Cross-Default Clause
A cross-default clause is a contractual provision that says:
> If a party defaults on one agreement, it will be treated as a default under other related agreements as well.
It acts as a trigger clause, allowing a lender or counterparty to declare a default and take action, even if the specific agreement hasn’t been directly breached — as long as a linked or referenced contract has been.
📌 Simple Explanation:
> “If you default somewhere else, I’ll treat it as a default here too.”
While there is no specific provision in Indian statutes, these clauses are valid and enforceable under the Indian Contract Act, 1872 if:
They are expressly drafted,
Reasonable and not unconscionable, and
Consistent with RBI, SEBI, or IBC regulations, as applicable.
Sample Clause – Cross-Default (Loan Agreement):
> “The Borrower shall be deemed to be in default under this Agreement if the Borrower or any of its Affiliates defaults in the payment of any sum or the performance of any obligation under any other loan, debenture, or financial arrangement exceeding ₹1 crore, which shall constitute an Event of Default hereunder.”
Intercreditor Agreement
🎯 Why Is It Needed?
When multiple creditors (banks, NBFCs, bondholders, etc.) lend money to the same borrower:
They might have different types of debt (secured, unsecured, senior, subordinate),
The borrower defaults or undergoes resolution (e.g., under IBC),
Each creditor may otherwise act independently and complicate recovery.
An ICA creates order, prevents chaos, and defines:
Who leads the enforcement,
Who recovers what,
And how decisions are made among lenders.
Non-Recourse Loan
A type of loan where the lender’s recovery is limited to the collateral pledged and the borrower is not personally liable beyond that asset.
Indefeasibility
A principle in property law ensuring that once a title is registered, it cannot be challenged or annulled except in very limited circumstances.
Subordination Agreement
A legal arrangement in which one debt or claim is ranked behind another in priority for collecting repayment from a debtor’s assets.

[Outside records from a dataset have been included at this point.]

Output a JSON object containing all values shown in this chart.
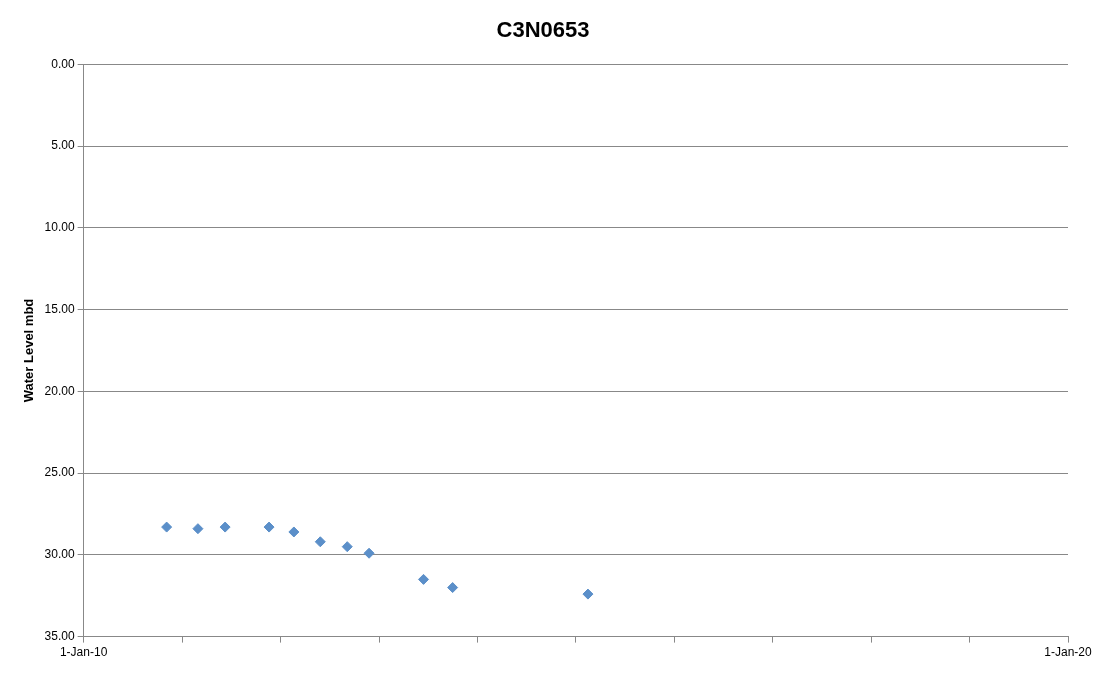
{
  "chart_data": {
    "type": "scatter",
    "title": "C3N0653",
    "ylabel": "Water Level mbd",
    "x": [
      "2010-11-05",
      "2011-03-01",
      "2011-06-10",
      "2011-11-20",
      "2012-02-20",
      "2012-05-28",
      "2012-09-05",
      "2012-11-25",
      "2013-06-15",
      "2013-10-01",
      "2015-02-15"
    ],
    "series": [
      {
        "color": "#5b8fc9",
        "values": [
          28.3,
          28.4,
          28.3,
          28.3,
          28.6,
          29.2,
          29.5,
          29.9,
          31.5,
          32.0,
          32.4
        ]
      }
    ],
    "xlim": [
      "2010-01-01",
      "2020-01-01"
    ],
    "xticks": [
      {
        "value": "2010-01-01",
        "label": "1-Jan-10"
      },
      {
        "value": "2011-01-01",
        "label": null
      },
      {
        "value": "2012-01-01",
        "label": null
      },
      {
        "value": "2013-01-01",
        "label": null
      },
      {
        "value": "2014-01-01",
        "label": null
      },
      {
        "value": "2015-01-01",
        "label": null
      },
      {
        "value": "2016-01-01",
        "label": null
      },
      {
        "value": "2017-01-01",
        "label": null
      },
      {
        "value": "2018-01-01",
        "label": null
      },
      {
        "value": "2019-01-01",
        "label": null
      },
      {
        "value": "2020-01-01",
        "label": "1-Jan-20"
      }
    ],
    "ylim": [
      35,
      0
    ],
    "yticks": [
      {
        "value": 0,
        "label": "0.00"
      },
      {
        "value": 5,
        "label": "5.00"
      },
      {
        "value": 10,
        "label": "10.00"
      },
      {
        "value": 15,
        "label": "15.00"
      },
      {
        "value": 20,
        "label": "20.00"
      },
      {
        "value": 25,
        "label": "25.00"
      },
      {
        "value": 30,
        "label": "30.00"
      },
      {
        "value": 35,
        "label": "35.00"
      }
    ],
    "grid": "y",
    "marker": "diamond",
    "legend": false
  }
}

Material Adverse Change (MAC) Clause
A contractual provision allowing a party, often a buyer or lender, to withdraw from a deal if a significant negative event affects the target company’s value or operations.
Forbearance Agreement
A contractual arrangement where a lender agrees to temporarily refrain from exercising its rights (such as foreclosure) in exchange for the borrower’s compliance with specific terms.
Tolling Agreement
An agreement to suspend or extend a statutory limitation period to allow parties to negotiate or resolve disputes without the risk of a claim becoming time-barred.